Pourquoi avons-nous peur de guérir vraiment ?

Je ne vais pas vous parler ici de guérir l’expression physique ou psychologique de nos maux pour laquelle nous consultons en général sans problème le corps médical qui va nous soigner à coup de traitements médicamenteux.

Je souhaite vous parler de guérir ce qui a déclenché ces maux, pas la cause extérieure (je suis tombé, trop de stress au boulot, j’ai eu un accident, …) mais la cause intérieure, celle sur laquelle il faut travailler pour guérir réellement, pour que le mal ne revienne pas sous cette forme ou sous une autre.

Or pour guérir cette cause intérieure, il faut d’abord accepter qu’elle existe, et ça c’est déjà un pas énorme.

L’étape suivante consiste à aller voir un praticien pour découvrir ce que c’est, pour reprendre mon article sur la problématique, la leçon à apprendre, l’émotion, la notion à intégrer.

Puis vient le travail à proprement parlé. Il s’agit bien là d’un travail car il ne faut pas juste faire quelques séances avec un praticien pour que tout soit résolu.

Cela demande un vrai investissement de la part du patient qui doit accepter de voir certaines choses le concernant et surtout mettre en place des actions pour que cela change.

Et c’est bien souvent là que le bât blesse.
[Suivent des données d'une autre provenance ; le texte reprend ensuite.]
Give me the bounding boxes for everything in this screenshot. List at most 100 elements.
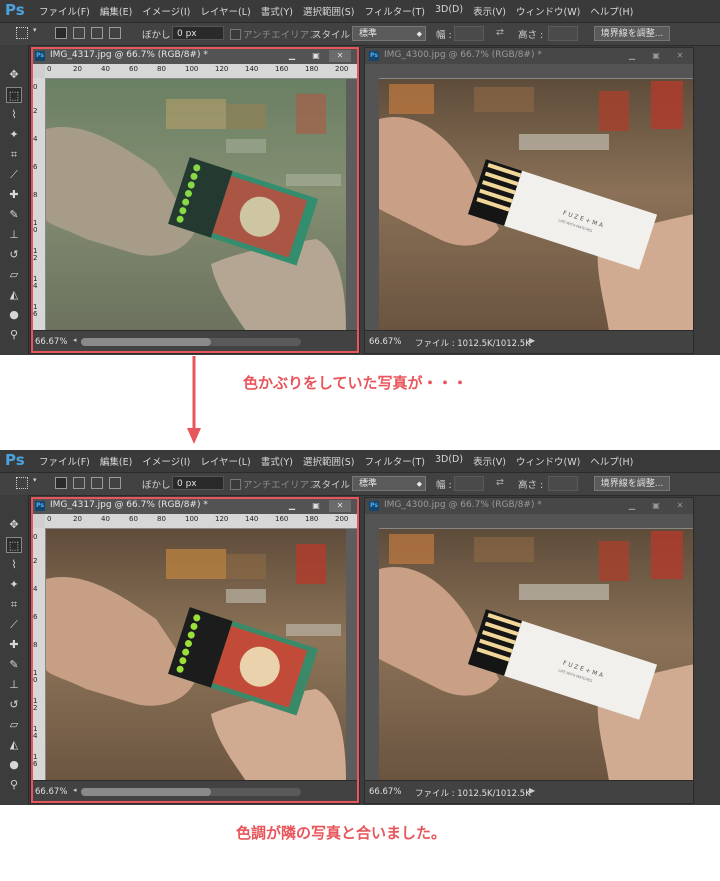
- healing-brush-icon[interactable]: ✚: [6, 187, 22, 203]
- stamp-tool-icon[interactable]: ⊥: [6, 227, 22, 243]
- eyedropper-icon[interactable]: ⟋: [6, 617, 22, 633]
- document-window-right[interactable]: Ps IMG_4300.jpg @ 66.7% (RGB/8#) * ▁ ▣ ✕: [364, 47, 694, 354]
- close-icon[interactable]: ✕: [669, 50, 691, 62]
- status-bar: 66.67% ファイル : 1012.5K/1012.5K ▶: [365, 330, 693, 353]
- antialias-checkbox[interactable]: [230, 479, 241, 490]
- play-icon[interactable]: ▶: [529, 336, 535, 345]
- history-brush-icon[interactable]: ↺: [6, 247, 22, 263]
- menu-bar: Ps ファイル(F) 編集(E) イメージ(I) レイヤー(L) 書式(Y) 選…: [0, 450, 720, 472]
- height-field[interactable]: [548, 476, 578, 491]
- feather-input[interactable]: 0 px: [172, 26, 224, 40]
- subtract-selection-icon[interactable]: [91, 477, 103, 489]
- healing-brush-icon[interactable]: ✚: [6, 637, 22, 653]
- antialias-checkbox[interactable]: [230, 29, 241, 40]
- swap-icon[interactable]: ⇄: [496, 27, 504, 38]
- chevron-down-icon[interactable]: ▾: [33, 476, 37, 484]
- menu-edit[interactable]: 編集(E): [95, 4, 137, 18]
- document-tab[interactable]: Ps IMG_4300.jpg @ 66.7% (RGB/8#) * ▁ ▣ ✕: [365, 498, 693, 514]
- move-tool-icon[interactable]: ✥: [6, 517, 22, 533]
- paint-bucket-icon[interactable]: ◭: [6, 287, 22, 303]
- dodge-tool-icon[interactable]: ⚲: [6, 327, 22, 343]
- height-field[interactable]: [548, 26, 578, 41]
- width-field[interactable]: [454, 26, 484, 41]
- menu-3d[interactable]: 3D(D): [430, 4, 468, 18]
- menu-layer[interactable]: レイヤー(L): [195, 4, 255, 18]
- eraser-tool-icon[interactable]: ▱: [6, 267, 22, 283]
- close-icon[interactable]: ✕: [669, 500, 691, 512]
- move-tool-icon[interactable]: ✥: [6, 67, 22, 83]
- subtract-selection-icon[interactable]: [91, 27, 103, 39]
- menu-type[interactable]: 書式(Y): [256, 4, 298, 18]
- lasso-tool-icon[interactable]: ⌇: [6, 557, 22, 573]
- menu-view[interactable]: 表示(V): [468, 454, 511, 468]
- width-field[interactable]: [454, 476, 484, 491]
- photo-canvas[interactable]: FUZE+MA LIFE WITH MATCHES: [379, 529, 693, 781]
- lasso-tool-icon[interactable]: ⌇: [6, 107, 22, 123]
- menu-window[interactable]: ウィンドウ(W): [511, 4, 585, 18]
- chevron-down-icon: ◆: [416, 30, 422, 38]
- menu-help[interactable]: ヘルプ(H): [585, 4, 638, 18]
- magic-wand-icon[interactable]: ✦: [6, 577, 22, 593]
- feather-input[interactable]: 0 px: [172, 476, 224, 490]
- maximize-icon[interactable]: ▣: [645, 50, 667, 62]
- menu-filter[interactable]: フィルター(T): [359, 454, 430, 468]
- menu-filter[interactable]: フィルター(T): [359, 4, 430, 18]
- new-selection-icon[interactable]: [55, 477, 67, 489]
- menu-edit[interactable]: 編集(E): [95, 454, 137, 468]
- play-icon[interactable]: ▶: [529, 786, 535, 795]
- brush-tool-icon[interactable]: ✎: [6, 207, 22, 223]
- blur-tool-icon[interactable]: ●: [6, 307, 22, 323]
- chevron-down-icon[interactable]: ▾: [33, 26, 37, 34]
- paint-bucket-icon[interactable]: ◭: [6, 737, 22, 753]
- document-window-right[interactable]: Ps IMG_4300.jpg @ 66.7% (RGB/8#) * ▁ ▣ ✕: [364, 497, 694, 804]
- maximize-icon[interactable]: ▣: [645, 500, 667, 512]
- menu-select[interactable]: 選択範囲(S): [298, 4, 359, 18]
- minimize-icon[interactable]: ▁: [621, 500, 643, 512]
- history-brush-icon[interactable]: ↺: [6, 697, 22, 713]
- menu-help[interactable]: ヘルプ(H): [585, 454, 638, 468]
- zoom-level[interactable]: 66.67%: [369, 787, 401, 797]
- zoom-level[interactable]: 66.67%: [369, 337, 401, 347]
- crop-tool-icon[interactable]: ⌗: [6, 597, 22, 613]
- style-select[interactable]: 標準 ◆: [352, 26, 426, 41]
- menu-file[interactable]: ファイル(F): [34, 454, 95, 468]
- menu-select[interactable]: 選択範囲(S): [298, 454, 359, 468]
- blur-tool-icon[interactable]: ●: [6, 757, 22, 773]
- marquee-preset-icon[interactable]: [16, 27, 28, 39]
- menu-3d[interactable]: 3D(D): [430, 454, 468, 468]
- refine-edge-button[interactable]: 境界線を調整...: [594, 476, 670, 491]
- add-selection-icon[interactable]: [73, 27, 85, 39]
- magic-wand-icon[interactable]: ✦: [6, 127, 22, 143]
- menu-window[interactable]: ウィンドウ(W): [511, 454, 585, 468]
- marquee-preset-icon[interactable]: [16, 477, 28, 489]
- add-selection-icon[interactable]: [73, 477, 85, 489]
- style-select[interactable]: 標準 ◆: [352, 476, 426, 491]
- antialias-label: アンチエイリアス: [243, 480, 319, 491]
- menu-image[interactable]: イメージ(I): [137, 454, 195, 468]
- menu-file[interactable]: ファイル(F): [34, 4, 95, 18]
- eraser-tool-icon[interactable]: ▱: [6, 717, 22, 733]
- photo-canvas[interactable]: FUZE+MA LIFE WITH MATCHES: [379, 79, 693, 331]
- swap-icon[interactable]: ⇄: [496, 477, 504, 488]
- width-label: 幅 :: [436, 30, 452, 41]
- crop-tool-icon[interactable]: ⌗: [6, 147, 22, 163]
- eyedropper-icon[interactable]: ⟋: [6, 167, 22, 183]
- style-value: 標準: [359, 29, 378, 39]
- marquee-tool-icon[interactable]: ⬚: [6, 537, 22, 553]
- marquee-tool-icon[interactable]: ⬚: [6, 87, 22, 103]
- photoshop-screenshot-before: Ps ファイル(F) 編集(E) イメージ(I) レイヤー(L) 書式(Y) 選…: [0, 0, 720, 355]
- refine-edge-button[interactable]: 境界線を調整...: [594, 26, 670, 41]
- menu-type[interactable]: 書式(Y): [256, 454, 298, 468]
- intersect-selection-icon[interactable]: [109, 477, 121, 489]
- menu-image[interactable]: イメージ(I): [137, 4, 195, 18]
- brush-tool-icon[interactable]: ✎: [6, 657, 22, 673]
- intersect-selection-icon[interactable]: [109, 27, 121, 39]
- stamp-tool-icon[interactable]: ⊥: [6, 677, 22, 693]
- minimize-icon[interactable]: ▁: [621, 50, 643, 62]
- menu-view[interactable]: 表示(V): [468, 4, 511, 18]
- menu-layer[interactable]: レイヤー(L): [195, 454, 255, 468]
- document-tab[interactable]: Ps IMG_4300.jpg @ 66.7% (RGB/8#) * ▁ ▣ ✕: [365, 48, 693, 64]
- file-info: ファイル : 1012.5K/1012.5K: [415, 339, 531, 349]
- dodge-tool-icon[interactable]: ⚲: [6, 777, 22, 793]
- new-selection-icon[interactable]: [55, 27, 67, 39]
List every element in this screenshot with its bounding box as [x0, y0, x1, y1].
Accepter de voir ses parts d’ombre, ses blessures intérieures, souvent ancrées depuis l’enfance et qui ont façonné nos comportements actuels n’est pas toujours facile ni confortable et peut même être déstabilisant.

Notre égo a construit des armures, des barrières, des murs, des modes de fonctionnement pour nous en protéger et il n’est pas très enclin à vouloir tout faire tomber, changer pour aller vers l’inconnu. Il aime sa zone de confort même si elle est dysfonctionnante et guérir signifie en sortir, modifier sa perspective, fonctionner différemment.

Il ne faut pas se leurrer, cela ne se fait pas en un claquement de doigts, cela prend du temps, plus ou moins selon les personnes, en fonction de ce qu’elles sont prêtes à accepter et mettre en œuvre pour guérir et les obstacles, résistances que chaque structure de caractère peut déployer pour freiner le processus.

Cela fait souvent des années, voire des décennies que le problème est là et demande à être traité mais que nous regardons ailleurs. Il faut donc être patient et bienveillant avec soi-même pendant tout le travail d’apprentissage de la leçon, nous avons besoin de tout ce temps pour qu’il soit réussi et durable.

Je dirais pour conclure que même si l’apprentissage est plus ou moins difficile, cela en vaut tellement la peine que ce serait dommage de s’en priver.